Gazeteler ve Televizyonlarda dünyadan haberler bölümüne baktığınızda ne dikkatinizi çekiyor? Acılar, kavgalar, çatışmalar, ölümler, yokluklara dair haberler neden hep İslam coğrafyasında.. Buna dikkat ettiniz mi? Müslüman ülkelerde yaşanan felaketler ve acılar dünyada son derece normal karşılanıyor. Siz de şaşırmıyor musunuz?
Üzerinde biraz düşünecek olursak, Irak’ta adeta sıradanlaşmış olaylardan bomba yüklü araçlarla suikast saldırıları oluyor ve bu saldırılarda her gün 30-40 kişi ölüyor. Geçtiğimiz günlerde ise Nijerya'da Boko Haram terör örgütü 2000 kişiyi yakarak katletmişti. Bu iki örneğin herhangi birinin Batıda teşebbüsünün dahi olması, bu konunun dünyanın gündemi haline gelmesine, gece gündüz konuşulmasına, yüksek güvenlik önlemlerini artırılması hususunda planlar yapılmasına sebep oluyor. Charlie Hebdo'ya yapılan saldırıda 12 kişi hayatını kaybetmesine rağmen bugün hala gece gündüz programlar düzenleniyor. 2000 Nijeryalı müslüman için ise bir dakikalık haberi yeterli buldular. Bu olayın büyüklüğünü görüyor musunuz?
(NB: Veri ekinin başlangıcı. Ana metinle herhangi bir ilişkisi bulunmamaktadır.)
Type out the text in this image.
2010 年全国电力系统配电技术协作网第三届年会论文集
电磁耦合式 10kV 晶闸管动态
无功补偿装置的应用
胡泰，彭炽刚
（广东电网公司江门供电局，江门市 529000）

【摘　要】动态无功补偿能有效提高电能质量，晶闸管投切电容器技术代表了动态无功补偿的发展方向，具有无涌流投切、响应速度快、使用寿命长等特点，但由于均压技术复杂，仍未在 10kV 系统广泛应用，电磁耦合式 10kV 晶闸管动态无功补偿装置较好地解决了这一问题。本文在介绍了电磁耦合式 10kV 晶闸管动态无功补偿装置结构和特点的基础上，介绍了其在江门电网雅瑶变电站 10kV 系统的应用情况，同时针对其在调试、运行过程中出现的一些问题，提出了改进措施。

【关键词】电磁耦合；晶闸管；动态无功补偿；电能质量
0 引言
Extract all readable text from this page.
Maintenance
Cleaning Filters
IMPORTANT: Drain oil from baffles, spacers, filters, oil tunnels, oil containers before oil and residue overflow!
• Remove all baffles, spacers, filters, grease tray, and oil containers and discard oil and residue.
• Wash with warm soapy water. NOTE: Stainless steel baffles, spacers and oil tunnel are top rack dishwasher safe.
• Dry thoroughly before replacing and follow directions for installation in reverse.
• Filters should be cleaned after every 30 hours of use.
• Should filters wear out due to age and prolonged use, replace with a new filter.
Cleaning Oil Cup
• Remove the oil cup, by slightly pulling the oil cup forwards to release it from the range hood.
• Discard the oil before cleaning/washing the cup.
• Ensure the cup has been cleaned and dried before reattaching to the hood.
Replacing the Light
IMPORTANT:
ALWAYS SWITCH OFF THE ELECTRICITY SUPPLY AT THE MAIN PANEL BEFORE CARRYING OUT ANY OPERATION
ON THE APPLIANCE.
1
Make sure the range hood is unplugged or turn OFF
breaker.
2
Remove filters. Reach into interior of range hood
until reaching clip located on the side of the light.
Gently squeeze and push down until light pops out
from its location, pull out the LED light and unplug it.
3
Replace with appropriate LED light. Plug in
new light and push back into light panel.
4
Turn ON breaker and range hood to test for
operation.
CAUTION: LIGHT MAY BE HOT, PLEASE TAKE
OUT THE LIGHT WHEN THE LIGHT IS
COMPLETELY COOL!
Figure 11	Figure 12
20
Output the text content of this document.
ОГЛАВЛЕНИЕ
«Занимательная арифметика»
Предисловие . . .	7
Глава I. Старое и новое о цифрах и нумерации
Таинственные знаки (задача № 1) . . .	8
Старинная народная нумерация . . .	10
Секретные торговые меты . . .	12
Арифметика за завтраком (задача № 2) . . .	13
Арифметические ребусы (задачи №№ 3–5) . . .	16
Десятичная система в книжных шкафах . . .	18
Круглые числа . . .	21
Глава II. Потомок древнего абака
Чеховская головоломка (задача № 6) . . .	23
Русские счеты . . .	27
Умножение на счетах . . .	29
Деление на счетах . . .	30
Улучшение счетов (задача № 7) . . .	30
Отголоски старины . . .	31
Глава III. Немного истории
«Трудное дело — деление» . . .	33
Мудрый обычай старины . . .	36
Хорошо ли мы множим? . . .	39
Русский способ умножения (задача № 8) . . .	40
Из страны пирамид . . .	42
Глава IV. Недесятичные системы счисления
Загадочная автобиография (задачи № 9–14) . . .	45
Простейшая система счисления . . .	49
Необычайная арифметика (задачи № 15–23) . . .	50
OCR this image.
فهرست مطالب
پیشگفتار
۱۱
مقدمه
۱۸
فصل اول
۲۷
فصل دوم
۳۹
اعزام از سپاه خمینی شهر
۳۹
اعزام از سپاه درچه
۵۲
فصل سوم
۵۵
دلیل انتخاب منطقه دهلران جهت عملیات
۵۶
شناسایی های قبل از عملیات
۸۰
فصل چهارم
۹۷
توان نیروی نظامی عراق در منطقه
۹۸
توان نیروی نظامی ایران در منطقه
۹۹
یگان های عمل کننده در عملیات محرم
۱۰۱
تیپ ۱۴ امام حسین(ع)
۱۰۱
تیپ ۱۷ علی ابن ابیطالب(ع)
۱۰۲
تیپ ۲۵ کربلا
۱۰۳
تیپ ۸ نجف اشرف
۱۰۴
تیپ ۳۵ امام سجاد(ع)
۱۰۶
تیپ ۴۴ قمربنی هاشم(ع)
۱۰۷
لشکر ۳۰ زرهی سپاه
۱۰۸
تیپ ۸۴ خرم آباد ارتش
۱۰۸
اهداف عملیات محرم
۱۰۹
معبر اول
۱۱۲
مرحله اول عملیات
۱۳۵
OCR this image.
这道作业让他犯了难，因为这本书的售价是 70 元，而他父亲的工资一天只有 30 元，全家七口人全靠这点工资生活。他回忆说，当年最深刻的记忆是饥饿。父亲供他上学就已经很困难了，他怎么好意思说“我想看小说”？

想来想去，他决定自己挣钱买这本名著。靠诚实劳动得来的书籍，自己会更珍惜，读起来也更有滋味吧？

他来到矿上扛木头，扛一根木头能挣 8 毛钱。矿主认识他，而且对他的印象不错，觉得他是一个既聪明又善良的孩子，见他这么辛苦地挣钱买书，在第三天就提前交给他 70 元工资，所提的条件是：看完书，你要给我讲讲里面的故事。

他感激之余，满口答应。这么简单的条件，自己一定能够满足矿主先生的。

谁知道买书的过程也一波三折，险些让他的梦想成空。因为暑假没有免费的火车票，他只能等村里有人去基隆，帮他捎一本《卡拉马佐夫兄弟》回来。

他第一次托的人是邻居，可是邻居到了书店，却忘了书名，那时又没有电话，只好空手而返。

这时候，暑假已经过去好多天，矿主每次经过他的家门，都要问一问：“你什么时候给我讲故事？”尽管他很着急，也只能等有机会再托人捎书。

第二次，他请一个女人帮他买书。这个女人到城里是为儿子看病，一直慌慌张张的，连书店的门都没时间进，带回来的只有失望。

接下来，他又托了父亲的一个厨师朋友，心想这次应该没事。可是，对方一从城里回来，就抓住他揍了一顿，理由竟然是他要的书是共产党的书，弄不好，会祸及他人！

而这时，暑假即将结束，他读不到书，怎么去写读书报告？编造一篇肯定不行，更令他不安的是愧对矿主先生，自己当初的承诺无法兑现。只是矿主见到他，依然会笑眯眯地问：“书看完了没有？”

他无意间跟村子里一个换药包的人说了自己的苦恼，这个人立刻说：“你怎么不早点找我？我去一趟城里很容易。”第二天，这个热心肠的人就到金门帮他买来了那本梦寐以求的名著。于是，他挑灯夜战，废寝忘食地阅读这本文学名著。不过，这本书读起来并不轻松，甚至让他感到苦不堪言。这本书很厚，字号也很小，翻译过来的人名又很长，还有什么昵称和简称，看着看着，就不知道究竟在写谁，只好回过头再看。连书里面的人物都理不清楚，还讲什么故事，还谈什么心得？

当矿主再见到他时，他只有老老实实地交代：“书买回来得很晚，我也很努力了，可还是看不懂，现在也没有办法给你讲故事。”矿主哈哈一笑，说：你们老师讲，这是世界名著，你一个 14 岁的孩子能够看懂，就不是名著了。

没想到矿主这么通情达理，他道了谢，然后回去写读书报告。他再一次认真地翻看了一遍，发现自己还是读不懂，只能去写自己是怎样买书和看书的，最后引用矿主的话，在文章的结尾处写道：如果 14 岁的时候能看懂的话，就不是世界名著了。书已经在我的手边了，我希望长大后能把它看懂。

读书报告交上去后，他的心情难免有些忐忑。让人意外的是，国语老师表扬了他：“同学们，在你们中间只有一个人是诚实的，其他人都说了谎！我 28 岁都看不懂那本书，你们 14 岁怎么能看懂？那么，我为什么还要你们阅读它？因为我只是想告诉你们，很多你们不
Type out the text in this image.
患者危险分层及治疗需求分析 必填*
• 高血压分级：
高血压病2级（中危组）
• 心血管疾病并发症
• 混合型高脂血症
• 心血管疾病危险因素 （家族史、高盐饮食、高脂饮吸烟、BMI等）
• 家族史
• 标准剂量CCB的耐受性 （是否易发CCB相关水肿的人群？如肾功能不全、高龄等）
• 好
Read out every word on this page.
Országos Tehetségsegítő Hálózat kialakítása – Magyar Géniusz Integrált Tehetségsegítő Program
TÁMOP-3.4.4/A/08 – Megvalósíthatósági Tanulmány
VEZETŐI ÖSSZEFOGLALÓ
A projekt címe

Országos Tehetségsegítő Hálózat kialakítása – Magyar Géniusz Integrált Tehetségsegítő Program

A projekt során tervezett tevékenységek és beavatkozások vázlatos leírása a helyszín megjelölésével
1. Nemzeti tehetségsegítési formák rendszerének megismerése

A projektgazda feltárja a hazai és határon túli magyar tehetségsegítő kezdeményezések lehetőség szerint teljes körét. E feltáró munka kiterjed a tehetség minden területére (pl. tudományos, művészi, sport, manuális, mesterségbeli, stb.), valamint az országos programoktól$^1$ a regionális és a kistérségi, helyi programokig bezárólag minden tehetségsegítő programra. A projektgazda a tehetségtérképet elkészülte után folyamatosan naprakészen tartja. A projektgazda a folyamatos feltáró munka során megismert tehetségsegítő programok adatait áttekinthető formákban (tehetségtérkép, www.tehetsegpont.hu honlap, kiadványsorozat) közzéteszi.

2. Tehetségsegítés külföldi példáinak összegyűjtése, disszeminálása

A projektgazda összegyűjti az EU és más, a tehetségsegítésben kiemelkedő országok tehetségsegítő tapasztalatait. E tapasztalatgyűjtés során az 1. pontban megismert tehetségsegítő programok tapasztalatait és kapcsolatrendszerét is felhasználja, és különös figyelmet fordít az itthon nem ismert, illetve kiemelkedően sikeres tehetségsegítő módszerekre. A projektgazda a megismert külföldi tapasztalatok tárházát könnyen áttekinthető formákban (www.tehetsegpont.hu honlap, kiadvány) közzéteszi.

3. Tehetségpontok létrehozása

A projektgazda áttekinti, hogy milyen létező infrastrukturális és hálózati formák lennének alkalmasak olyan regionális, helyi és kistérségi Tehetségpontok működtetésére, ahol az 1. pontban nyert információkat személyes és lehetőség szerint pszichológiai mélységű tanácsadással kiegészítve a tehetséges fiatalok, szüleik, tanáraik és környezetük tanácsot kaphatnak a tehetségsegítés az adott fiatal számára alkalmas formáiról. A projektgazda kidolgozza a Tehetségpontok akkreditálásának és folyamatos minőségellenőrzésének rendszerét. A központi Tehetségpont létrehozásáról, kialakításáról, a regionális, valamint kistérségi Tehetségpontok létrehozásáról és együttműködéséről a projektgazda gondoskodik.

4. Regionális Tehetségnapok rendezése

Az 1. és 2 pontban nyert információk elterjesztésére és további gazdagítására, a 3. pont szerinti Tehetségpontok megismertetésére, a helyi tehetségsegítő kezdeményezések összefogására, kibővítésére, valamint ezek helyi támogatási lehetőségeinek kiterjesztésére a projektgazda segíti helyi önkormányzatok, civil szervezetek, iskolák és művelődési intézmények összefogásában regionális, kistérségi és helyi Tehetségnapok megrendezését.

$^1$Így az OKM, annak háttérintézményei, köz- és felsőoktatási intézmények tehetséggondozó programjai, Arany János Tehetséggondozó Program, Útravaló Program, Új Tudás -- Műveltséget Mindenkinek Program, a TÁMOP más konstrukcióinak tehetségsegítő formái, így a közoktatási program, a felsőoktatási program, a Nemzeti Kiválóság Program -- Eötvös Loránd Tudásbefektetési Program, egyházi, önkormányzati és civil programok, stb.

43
Guantanamo... Ebu Gureyb... Afganistan’da öldürülen Müslümanların parmaklarını “hatıra” olarak ülkesine götürenler... Baas rejiminin öldürdüğü 120 binden fazla masum insan... Suriye’de mülteci konumundaki 6 milyon müslüman... Mısır meydanlarında namaz kılarken kurşuna dizilen kardeşlerimiz... Burma’da budist işkenlerine maruz kalan, yakılarak şehit edilenler... Bangladeş’te hukuksuzca hapsedilenler... Doğu Türkistan’da olmadık suçlardan idam edilenler.. Kısaca dünyada her gün aşağılanan mazlumların yaşadıklarının milyonda biri Batı’da yaşanıyor olsa dünyanın tepkisi ne olurdu? Charlie Hebdo ile gördük..
Bu yüzden müslümanlar ABD, AB ve BM'den kendilerine yardım etmelerini ummasın. Ancak müslümanlar gerçek anlamda kurana uymakla kalkınır ve değer kazanır..
Hayır, biz onlara kendi ŞAN ve ŞEREF (zikir)LERİNİ getirmiş bulunuyoruz, fakat onlar kendi zikirlerinden yüz çeviriyorlar. (muminun Suresi, 71)
Ve Müslümanların Allah'ın Kuran’da bildirdiği emre uyarak bir an önce bir birlik olmaları İslam coğrafyasının içinde bulunduğu bu durumdan çıkması açısından tek çözümdür. Avrupa birliği benzeri bir ittifakla dev bir güç meydana gelecek, bu birlik Müslümanların duruşunu diğer dünya güçleri karşısında çok kuvvetlendirecektir. Bunun neticesinde de Müslümanlar “…ve haklarına tecavüz edildiği zaman, birlik olup karşı koyanlardır…” (26:39) ayetinin gereğini yerine getirmiş olacaklardır. Böylelikle bahsettiğimiz gibi Müslümanların hayatının hiçe sayıldığı olaylar son bulacaktır. Batı, isteklerine boyun eğmek zorunda kalan bir Müslüman dünyası yerine, başı dik, siyasi ve ekonomik açıdan bağımsız, sanatte ve bilimde ilerilemiş çok büyük bir güçle muhatap olacak ve Müslüman dünyasında meydana gelen bu acılar son bulacaktır.
Müslümanlar Kuran’da bildirilen hoşgörülü, özgürlükçü, ilerici ve haysiyetli ahlakı yaşadıklarında, Allah’ı izniyle, Müslümanları ezme gayretindeki zihniyetlere karşı en önemli cevap olacaklardır.